O magistrado em causa tinha antes estado colocado no Tribunal de Felgueiras, altura em que fez amizade com o casal Fátima Felgueiras/Sousa Oliveira. O documento terá chegado às mãos da autarca durante uma deslocação daquele magistrado a Felgueiras, em 21 de Janeiro de 2000, para participar num jantar de homenagem a um funcionário judicial, facto que foi registado pela imprensa local.


Eu gosto disto. O mesmo magistrado que é suspeito de influenciar o processo e, portanto, abuso de poder, é o mesmo que representa Portugal no "Eurojust", o organismo que coordena os departamentos da luta contra a corrupção no espaço europeu. Se isto não é uma palhaçada é o quê?

E assim vai Portugal. Um paísinho à beira-mar plantado, que antes foi grande, mas que hoje já não interessa a ninguém. Porque ele é feito de pessoas mesquinhas e muito pequeninas, que estão mais preocupadas em alcançar o poder para seu próprio usufruto, do que o usar para contribuir para o bem comum, uma sociedade mais justa e um país mais civilizado. Pois, eu sei que sou ingénuo. Mas o que hei-de fazer?

quarta-feira, outubro 26, 2005

Rosa Parks


Ontem, morreu Rosa Parks, um dos símbolos da luta pelos direitos civis da comunidade negra do sul dos EUA, da qual emergiu Martin Luther King Jr como figura de destaque. No inverno de 1955, em Montgomery, capital do estado do Alabama, Rosa Parks recusou-se a dar o seu lugar no autocarro a um passageiro de raça de branca, desobedecendo, assim, à lei vigente na altura:

On Montgomery buses, the first four rows were reserved for whites. The rear was for blacks, who made up more than 75 percent of the bus system's riders. Blacks could sit in the middle rows until those seats were needed by whites. Then the blacks had to move to seats in the rear, stand or, if there was no room, leave the bus. Even getting on the bus presented hurdles: If whites were already sitting in the front, blacks could board to pay the fare but then they had to disembark and re-enter through the rear door.

Rosa Parks viria a ser presa por este seu gesto. E este evento dá início ao movimento de luta pelos direitos cívis por parte da comunidade negra do sul dos EUA, liderado por Martin Luther King. Esta lei de segregação racial nos autocarros de Montgomery viria a ser revogada, um ano depois, pelo supremo tribunal estado unidense, após um protesto que durou 381 dias em que os negros de Montgomery se recusaram a usar os autocarros da cidade. Seguiram-se, mais tarde, outras vitórias na luta contra a segregação racial nos EUA.

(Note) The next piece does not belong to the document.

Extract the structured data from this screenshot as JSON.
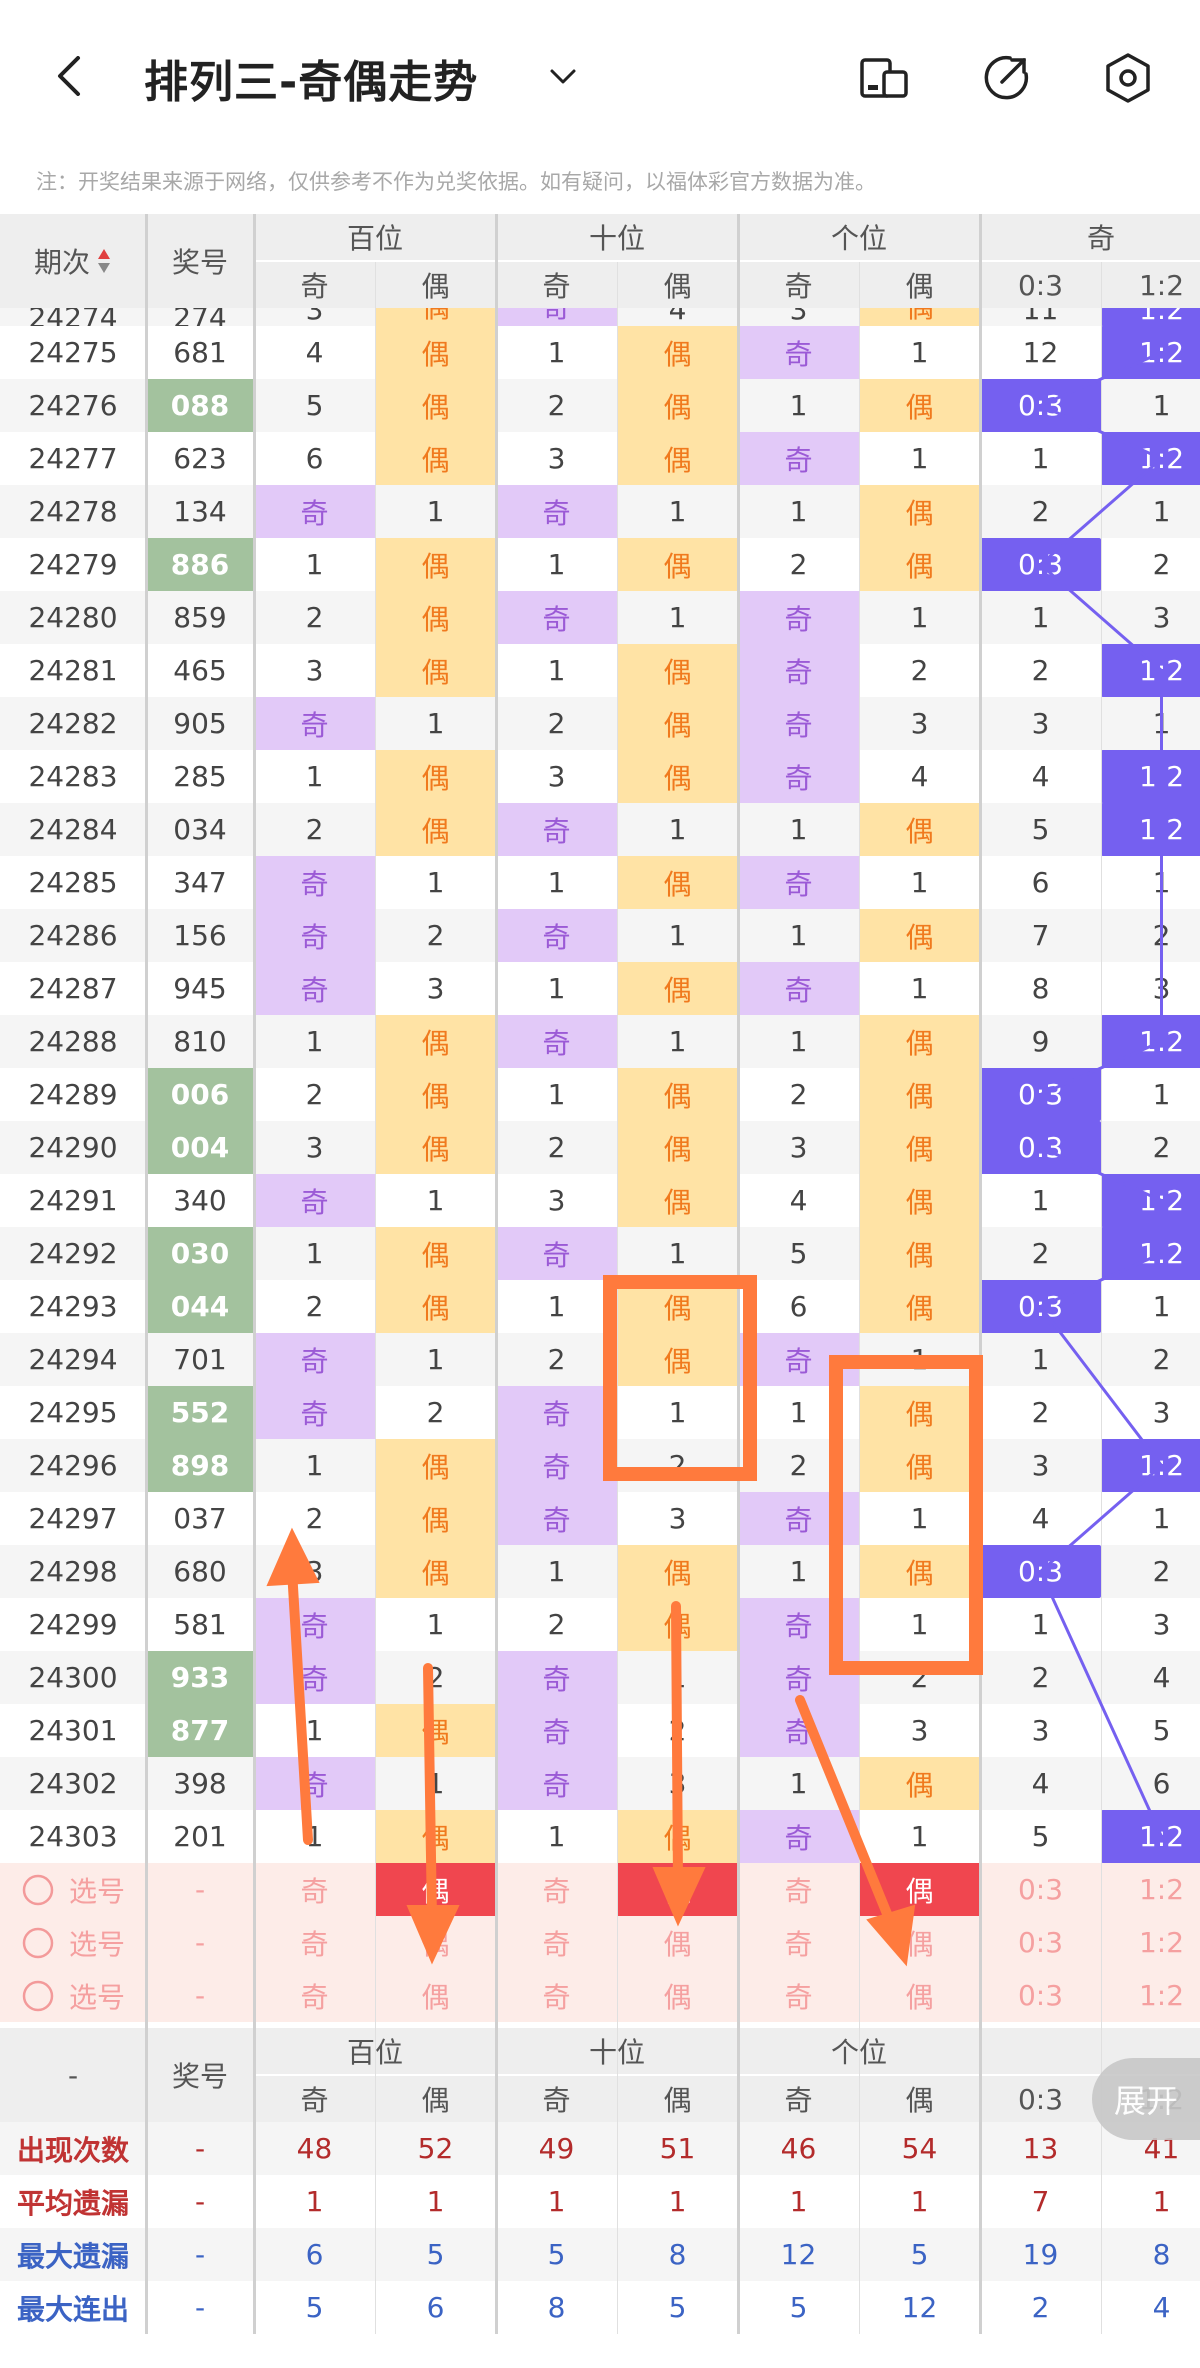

E o que é que isto tem de especial? Afinal, aquela lei é obviamente absurda? Hoje, ela é obviamente absurda, mas não era assim há 50 anos atrás. Foi preciso um gesto simbólico de coragem para iniciar um processo irreversível de mudança. Como vivemos uma época em que se glorifica o poder, o alinhamento com o poder, e o politicamente correcto, é bom recordar este gesto corajoso de Rosa Parks, que deu início a uma das páginas mais significativas na história da luta pelos direitos civis.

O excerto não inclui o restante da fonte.